Fears souvenir hunters hoarding MH370 wreckage as South African family comes forward with find
FEARS people are inadvertently hoarding MH370 wreckage gained traction overnight after a family came forward with an intriguing find.
FEARS countless pieces of wreckage from missing Flight MH370 are gathering dust on the mantelpieces of random people’s homes has gained traction overnight after a South African family came forward with an intriguing find.
The South African Civil Aviation Authority’s Accident and Incident Investigations Division has confirmed it is sending an official to the Wartburg home of teenager Liam Lotter to collect a piece of suspected debris from the missing Boeing 777.
Mr Lotter, 18, and his cousin found the “shiny object” on a sandbank way back in December while holidaying in Mozambique with his family.
“We picked it up and I turned it around and it had like a, sort of like a curve to it and you can see where it’s been like pop riveted almost, like there’s holes on the side,” the teen told East Coast Radio Newswatch last night.
“Anyway we were quite interested to see what it was so we took it up to the house and my uncle said: ‘No, you found a boat, throw it away, it’s a piece of rubbish’ and I said: ‘No,
you know what? I’m going to do some research and see what I can find on the internet. And you know what? On the side it has sort of a serial number.”
Aviation experts have told News.com.au that the “676EB”, clearly seen printed on Mr Lotter’s piece in photos which emerged overnight, is not a serial number but a zone reference identifying it as it as part of the inboard support fairing for the outboard trailing edge flap of a Boeing 777.
The reference is in a font comparable to that of the “NO STEP” printed on a triangular piece of debris found by US blogger and MH370 private investigator Blaine Gibson, which turned up on a Mozambique sand bank last weekend.
If proven genuine, it will be the fourth piece of MH370 found and the second to turn up in Mozambique.

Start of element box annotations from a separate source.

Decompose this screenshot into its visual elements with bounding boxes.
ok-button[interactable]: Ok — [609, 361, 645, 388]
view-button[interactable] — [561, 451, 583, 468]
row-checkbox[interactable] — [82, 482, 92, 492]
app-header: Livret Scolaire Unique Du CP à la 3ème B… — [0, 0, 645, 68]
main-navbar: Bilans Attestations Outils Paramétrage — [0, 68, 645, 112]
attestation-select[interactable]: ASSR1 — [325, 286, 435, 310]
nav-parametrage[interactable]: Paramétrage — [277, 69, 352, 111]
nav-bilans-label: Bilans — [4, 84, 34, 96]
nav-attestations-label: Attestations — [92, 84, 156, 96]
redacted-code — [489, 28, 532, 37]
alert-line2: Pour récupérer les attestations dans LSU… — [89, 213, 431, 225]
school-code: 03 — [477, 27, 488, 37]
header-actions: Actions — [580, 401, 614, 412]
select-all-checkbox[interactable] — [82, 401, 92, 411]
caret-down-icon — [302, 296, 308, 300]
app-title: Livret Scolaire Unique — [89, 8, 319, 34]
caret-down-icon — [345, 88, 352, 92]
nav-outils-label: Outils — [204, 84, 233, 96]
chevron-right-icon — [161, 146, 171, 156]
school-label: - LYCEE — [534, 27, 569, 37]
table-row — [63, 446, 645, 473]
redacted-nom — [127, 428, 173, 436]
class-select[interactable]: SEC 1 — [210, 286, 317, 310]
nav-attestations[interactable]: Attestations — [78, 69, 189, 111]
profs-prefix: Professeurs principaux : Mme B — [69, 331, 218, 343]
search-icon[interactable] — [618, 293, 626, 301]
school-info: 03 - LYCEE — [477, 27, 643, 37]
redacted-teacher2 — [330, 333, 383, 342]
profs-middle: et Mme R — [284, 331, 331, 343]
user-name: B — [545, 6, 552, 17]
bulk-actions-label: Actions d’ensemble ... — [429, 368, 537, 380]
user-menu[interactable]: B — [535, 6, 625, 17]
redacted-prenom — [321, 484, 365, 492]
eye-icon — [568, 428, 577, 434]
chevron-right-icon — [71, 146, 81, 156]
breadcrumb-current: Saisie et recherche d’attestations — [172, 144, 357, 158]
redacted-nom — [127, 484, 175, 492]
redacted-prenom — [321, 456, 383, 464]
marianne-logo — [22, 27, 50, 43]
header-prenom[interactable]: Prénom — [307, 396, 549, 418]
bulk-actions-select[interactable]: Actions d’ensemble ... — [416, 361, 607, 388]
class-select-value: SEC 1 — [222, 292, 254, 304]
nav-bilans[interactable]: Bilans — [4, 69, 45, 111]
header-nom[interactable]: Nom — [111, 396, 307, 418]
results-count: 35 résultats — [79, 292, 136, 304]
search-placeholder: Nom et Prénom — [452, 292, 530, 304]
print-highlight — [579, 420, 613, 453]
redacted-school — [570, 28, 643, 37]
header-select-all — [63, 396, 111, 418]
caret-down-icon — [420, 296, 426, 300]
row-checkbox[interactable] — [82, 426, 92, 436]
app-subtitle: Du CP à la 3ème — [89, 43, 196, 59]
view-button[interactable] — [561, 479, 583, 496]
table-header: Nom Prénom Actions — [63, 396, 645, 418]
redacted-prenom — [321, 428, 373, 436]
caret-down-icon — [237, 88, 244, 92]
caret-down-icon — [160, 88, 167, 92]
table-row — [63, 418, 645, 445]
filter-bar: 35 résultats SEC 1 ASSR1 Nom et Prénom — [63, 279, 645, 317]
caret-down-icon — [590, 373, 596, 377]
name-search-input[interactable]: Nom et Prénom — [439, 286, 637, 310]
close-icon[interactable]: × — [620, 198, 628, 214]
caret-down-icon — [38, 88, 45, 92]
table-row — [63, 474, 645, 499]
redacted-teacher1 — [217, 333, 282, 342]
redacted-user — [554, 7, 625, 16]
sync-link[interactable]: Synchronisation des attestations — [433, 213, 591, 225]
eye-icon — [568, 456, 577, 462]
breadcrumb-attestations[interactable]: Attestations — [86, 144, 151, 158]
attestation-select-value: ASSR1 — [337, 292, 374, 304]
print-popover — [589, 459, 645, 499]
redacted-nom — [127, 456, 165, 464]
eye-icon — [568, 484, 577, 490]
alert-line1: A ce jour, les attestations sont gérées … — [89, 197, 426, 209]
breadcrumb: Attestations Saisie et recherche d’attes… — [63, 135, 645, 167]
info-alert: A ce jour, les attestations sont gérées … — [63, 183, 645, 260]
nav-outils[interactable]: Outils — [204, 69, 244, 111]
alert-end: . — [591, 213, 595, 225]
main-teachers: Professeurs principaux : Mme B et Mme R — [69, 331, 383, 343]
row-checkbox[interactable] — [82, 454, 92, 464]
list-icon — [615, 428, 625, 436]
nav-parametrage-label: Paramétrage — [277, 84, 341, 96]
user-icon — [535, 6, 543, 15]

A flaperon which washed up on a beach in La Reunion last July is the only piece confirmed to have come from the missing Malaysia Airlines. The man who found the piece, Johnny Begue, came forward with another suspected piece this week.
EIGHT VITAL MH370 QUESTIONS WE NEED ANSWERS TO
Mr Lotter said he and his family only realised the piece might be linked to MH370 after Mr Gibson’s find made headlines at the weekend.
Liam’s mother Candace Lotter has since been in contact with South African and Australian authorities.
An Australian Transport Safety Bureau (ATSB) spokesman told news.com.au it was holding “discussions” with its South African counterparts to determine how and when the piece would be examined. In the interim, photographs had been supplied.
All four finds, particularly the Lotter family’s, raise the question: how many other pieces of the missing airliner are potentially sitting in people’s homes, gathering dust on the mantelpiece or in the bedroom of some curious child (or adult) who found it on the beach?
And why didn’t all the authorities involved send an army of beachcombers to the region as soon as the flaperon was found? The ATSB says the location of the debris is consistent with its drift model analysis, so why are there still no plans to arrange an official sweep of the Mozambique Channel, La Reunion and everything in between?
Meanwhile, Mr Gibson‘s debris, suspected to have come from the horizontal stabiliser of a Boeing 777, has made an unexpected stopover in Kuala Lumpur overnight.
Australian Transport Safety Bureau chief commissioner Martin Dolan told news.com.au earlier this week that Malaysian experts would transport the part from Maputo, Mozambique to Australia on Tuesday.
The part would be examined at the ATSB lab in Canberra “early next week” by experts from Malaysia, Australia, the US and Boeing. However, Mr Dolan made no mention of a Malaysian detour and it was unclear whether or not Australian authorities had been blindsided.
“The analysis will take place in Australia,” an ATSB spokesman said this morning.
But Malaysian media reports that the piece will indeed undergo testing before being sent to Australia for “further verification”.
Independent Group member Victor Iannello told news.com.au it was vital the integrity of the debris be maintained during the stopover.
“I hope that the testing performed by Malaysia does not alter the part and compromise future testing in Australia, including buoyancy tests,” he said.